Son after Hamas transitioned from a grassroots movement to a political entity by participating in the Palestinian legislative elections in 2006. Surprising many, they won a majority of seats, leading to its formation of a government in the Gaza Strip. This political shift marked a critical turning point in the organization's trajectory. Even then, Hamas's governance faced numerous challenges, including economic difficulties, internal divisions, and conflicts with rival Palestinian factions, most notably Fatah. The political landscape became increasingly polarized, leading to a split between the West Bank, under Fatah control, and Gaza, where Hamas established de facto governance.
The organisations ideological underpinnings are rooted in Islamism, emphasizing the role of Islam in political and social life. The organization's Charter, written in 1988, outlines its commitment to the liberation of Palestine through armed resistance and the establishment of an Islamic state. A key aspect of Hamas's ideology is its rejection of the state of Israel and a refusal to recognize its legitimacy. This stance has been a source of tension in the Israeli-Palestinian conflict and a major obstacle to peace negotiations.

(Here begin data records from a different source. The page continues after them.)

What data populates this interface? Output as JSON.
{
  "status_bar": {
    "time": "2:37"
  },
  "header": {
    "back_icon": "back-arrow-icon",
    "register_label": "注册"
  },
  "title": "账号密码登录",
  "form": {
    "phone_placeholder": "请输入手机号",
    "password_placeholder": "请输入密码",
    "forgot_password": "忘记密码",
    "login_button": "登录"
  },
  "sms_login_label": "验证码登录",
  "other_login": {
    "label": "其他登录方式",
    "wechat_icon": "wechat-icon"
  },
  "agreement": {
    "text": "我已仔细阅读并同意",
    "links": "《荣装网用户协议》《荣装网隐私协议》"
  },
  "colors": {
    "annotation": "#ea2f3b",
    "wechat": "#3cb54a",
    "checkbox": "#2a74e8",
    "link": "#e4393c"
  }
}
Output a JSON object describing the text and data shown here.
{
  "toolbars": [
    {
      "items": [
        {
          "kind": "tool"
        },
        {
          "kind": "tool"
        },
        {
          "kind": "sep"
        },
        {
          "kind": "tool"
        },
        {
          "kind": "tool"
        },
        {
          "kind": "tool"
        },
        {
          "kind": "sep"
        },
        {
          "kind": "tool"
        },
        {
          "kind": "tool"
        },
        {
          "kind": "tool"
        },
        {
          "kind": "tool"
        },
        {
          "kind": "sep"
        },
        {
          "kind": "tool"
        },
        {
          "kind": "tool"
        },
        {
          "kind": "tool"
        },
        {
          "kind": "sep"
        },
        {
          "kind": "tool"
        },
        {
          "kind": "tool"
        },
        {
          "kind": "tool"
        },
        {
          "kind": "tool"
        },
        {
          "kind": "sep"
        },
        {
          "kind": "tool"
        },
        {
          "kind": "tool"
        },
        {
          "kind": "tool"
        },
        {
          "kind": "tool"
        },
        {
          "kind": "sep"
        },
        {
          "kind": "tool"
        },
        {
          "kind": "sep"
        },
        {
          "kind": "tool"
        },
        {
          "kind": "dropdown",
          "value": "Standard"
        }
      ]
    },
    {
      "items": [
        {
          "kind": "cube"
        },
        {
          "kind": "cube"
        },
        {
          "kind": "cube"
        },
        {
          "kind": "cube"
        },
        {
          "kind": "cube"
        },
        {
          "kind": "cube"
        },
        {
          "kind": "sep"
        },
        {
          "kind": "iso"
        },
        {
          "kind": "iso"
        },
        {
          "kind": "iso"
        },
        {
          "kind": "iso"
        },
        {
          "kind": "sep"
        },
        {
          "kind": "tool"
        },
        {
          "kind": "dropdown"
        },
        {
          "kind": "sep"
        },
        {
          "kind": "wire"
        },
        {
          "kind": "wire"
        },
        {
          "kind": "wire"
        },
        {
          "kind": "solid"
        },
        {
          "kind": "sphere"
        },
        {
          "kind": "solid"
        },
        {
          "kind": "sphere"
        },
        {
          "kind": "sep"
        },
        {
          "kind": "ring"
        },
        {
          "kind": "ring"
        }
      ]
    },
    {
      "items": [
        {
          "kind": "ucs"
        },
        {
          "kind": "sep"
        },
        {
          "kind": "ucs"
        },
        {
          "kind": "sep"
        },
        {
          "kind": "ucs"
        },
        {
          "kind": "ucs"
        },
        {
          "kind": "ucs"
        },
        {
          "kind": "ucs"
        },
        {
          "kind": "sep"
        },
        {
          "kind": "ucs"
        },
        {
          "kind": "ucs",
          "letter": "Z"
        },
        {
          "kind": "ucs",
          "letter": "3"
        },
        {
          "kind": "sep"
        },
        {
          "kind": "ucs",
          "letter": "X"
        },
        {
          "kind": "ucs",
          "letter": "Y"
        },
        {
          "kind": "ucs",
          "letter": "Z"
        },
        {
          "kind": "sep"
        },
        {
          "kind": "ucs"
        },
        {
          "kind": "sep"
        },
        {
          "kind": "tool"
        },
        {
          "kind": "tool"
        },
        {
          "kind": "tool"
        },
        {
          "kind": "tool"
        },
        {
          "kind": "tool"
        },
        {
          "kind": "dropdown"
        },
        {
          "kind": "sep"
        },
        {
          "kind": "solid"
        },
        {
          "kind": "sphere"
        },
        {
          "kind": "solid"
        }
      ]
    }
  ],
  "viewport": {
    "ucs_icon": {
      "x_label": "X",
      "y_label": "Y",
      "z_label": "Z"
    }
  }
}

Hamas gained notoriety for its use of suicide bombings and other violent tactics against Israeli civilians and military targets. The Second Intifada (2000-2005) saw a significant escalation in these attacks, causing widespread casualties and contributing to a climate of fear and mistrust. In addition to suicide bombings, Hamas, particularly in the Gaza Strip, has been involved in launching rocket attacks into Israeli territory. These attacks have often led to military responses from Israel, contributing to cycles of violence in the region. The current conflict is an escalated version of Hamas’s long followed strategy.
In response to Hamas's militant activities, Israel has conducted military operations, including targeted assassinations of key Hamas figures and large-scale offensives in the Gaza Strip. These operations aim to degrade Hamas's military capabilities and deter future attacks. This time however the response will be significantly stronger. Netanyahu and the entire Israeli leadership has vowed to finish off Hamas.
Many countries, including the United States and the European Union, already classify Hamas as a terrorist organization. This designation reflects concerns about the group's involvement in violence and its rejectionist stance toward the peace process. The recent barbaric attack on Israel which has left over 700 dead (at last count), over 3000 injured and serval taken hostages. This has only reaffirmed the thought that Hamas is indeed a dreaded terrorist outfit which must be stopped.
The real target of the current attack was not just Israel but also the progress made by the Abraham Accords and especially normalisation of relations between Israel and Saudi Arabia which was just about to happen. Hamas, backed by Iran and Qatar could not digest the Abraham Accords and have acted on derailing them, as best they could. Israel will no doubt fight back and hit back hard. The loss of civilian life on both sides will be significant by the end of this conflict. This is well and truly the third intifada that will throw the entire region off course.